Heat will be a much larger health threat in Europe’s near future

August 6th, 2019 | Download as PDF
Heat will be a much larger health threat in Europe’s near future

Photo: Word Cloud by Epic Top 10

Both heat stress and ozone increase cardiorespiratory mortality. Current exposure to near-surface ozone in Europe is expected to cause around 56.000 premature deaths in Europe annually. Climate change and changes in the emission of greenhouse gases will substantially affect ozone and heat-related mortality and the ratio between them in the middle of this century in Europe. By 2050, ozone-related mortality is projected to be smaller, but heat-related mortality will strongly increase, making heat a larger health threat in the future. While the heat burden is currently of the same order of magnitude as ozone, heat-related mortality could be twice as large as ozone-related mortality in 2050.

This was concluded from a study on future climate in 2046 - 2055 (centred on 2050) compared with the situation in 1991 - 2000. Future climate was based on an intermediate scenario of climate change. This scenario leads to a 2 °C global average temperature increase by 2050, the threshold increase under the Paris Agreement.

Ozone-related mortality will reduce

Ozone is formed by the reactions of a mixture of pollutants from biogenic and anthropogenic sources. The rate of formation of ozone depends on sunlight, temperature, and other meteorological factors (mixing height, wind speed, and direction). Future near-surface ozone concentrations, therefore, depend on future changes in both anthropogenic emissions of pollutants from which ozone is being formed, and meteorological factors that determine the process of ozone formation.

On the one hand, anthropogenic emissions of those pollutants have decreased since the 1990s and are expected to continue decreasing in the future, both in North America and Europe. On the other hand, climate change will likely increase near-surface ozone concentrations in Central and Southern Europe (and decrease in Northern Europe). The combined effect for Europe is probably a reduction of ozone-related mortality: 28% less ozone-related mortality could be expected EU-wide by 2050, according to this study. This reduction is not as large as it could be because of climate change and an increasingly susceptible population.

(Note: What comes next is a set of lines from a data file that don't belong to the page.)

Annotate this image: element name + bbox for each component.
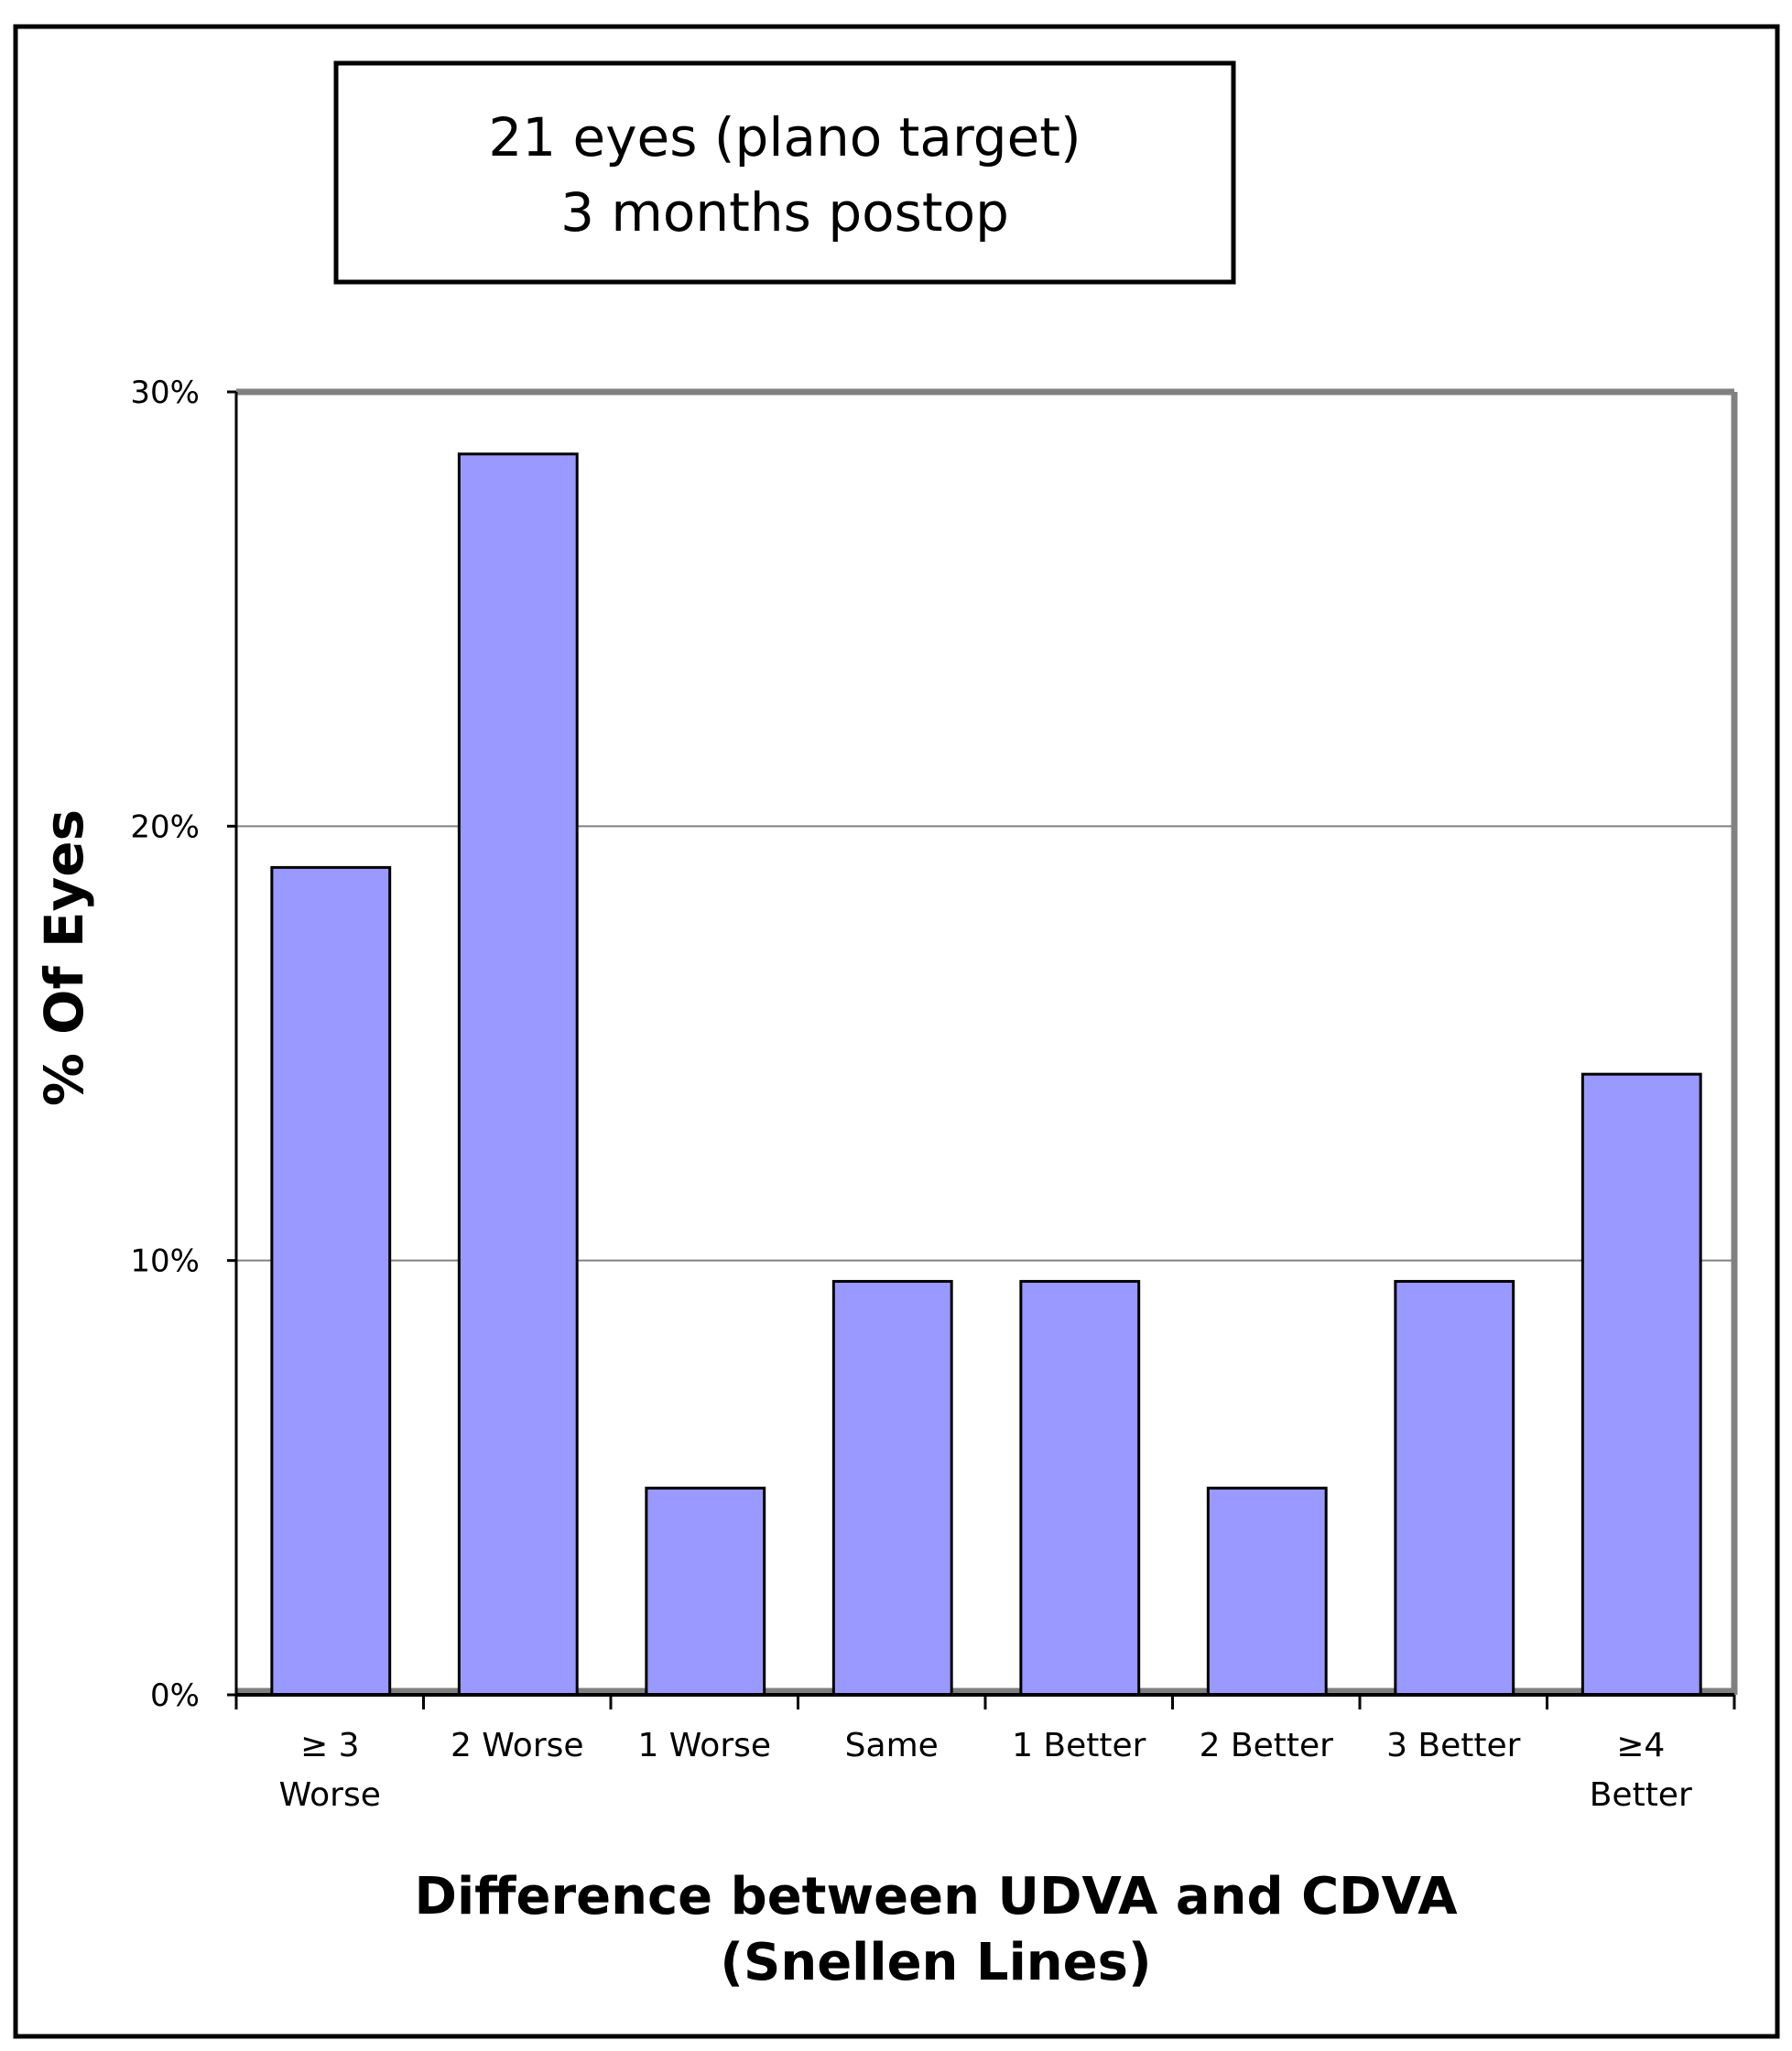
x-tick-label: 1 Better bbox=[1012, 1727, 1146, 1764]
y-tick-label: 0% bbox=[150, 1677, 200, 1714]
x-tick-label: ≥ 3 bbox=[300, 1727, 360, 1764]
x-tick-label: Same bbox=[845, 1727, 939, 1764]
chart-title-line2: 3 months postop bbox=[560, 181, 1009, 244]
bar bbox=[1206, 1486, 1328, 1697]
y-axis-title: % Of Eyes bbox=[33, 809, 95, 1106]
x-axis-title-line2: (Snellen Lines) bbox=[720, 1933, 1151, 1992]
chart-title-line1: 21 eyes (plano target) bbox=[488, 106, 1081, 168]
bar bbox=[457, 452, 579, 1697]
bar bbox=[1394, 1279, 1515, 1697]
bar bbox=[1019, 1279, 1141, 1697]
x-tick-label: Worse bbox=[279, 1776, 381, 1814]
y-tick-label: 30% bbox=[130, 374, 200, 411]
title-box bbox=[333, 60, 1236, 285]
x-tick-label: Better bbox=[1590, 1776, 1692, 1814]
x-tick-label: 2 Worse bbox=[451, 1727, 584, 1764]
x-tick-label: 2 Better bbox=[1200, 1727, 1334, 1764]
y-tick-label: 20% bbox=[130, 808, 200, 845]
bar bbox=[1580, 1072, 1702, 1697]
x-tick-label: 1 Worse bbox=[637, 1727, 771, 1764]
bar bbox=[831, 1279, 953, 1697]
x-tick-label: ≥4 bbox=[1616, 1727, 1665, 1764]
x-axis-title-line1: Difference between UDVA and CDVA bbox=[414, 1867, 1458, 1926]
x-tick-label: 3 Better bbox=[1386, 1727, 1521, 1764]
bar bbox=[270, 865, 392, 1697]
bar bbox=[645, 1486, 766, 1697]
y-tick-label: 10% bbox=[130, 1243, 200, 1280]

Heat-related mortality will strongly increase

Heat-related mortality is expected to increase by 59% EU-wide by 2050. The increase will be largest in already warm countries such as Cyprus, Greece, Italy, Portugal, and Spain, with smaller increases expected in Baltic and Eastern-European countries like Latvia, Lithuania, Poland, and the Czech Republic.

Such a large increase in heat-related mortality even if the 2 °C threshold is accomplished is of great concern, according to the authors of this study, and would require even better health policies and programs to protect increasing susceptible and aging populations.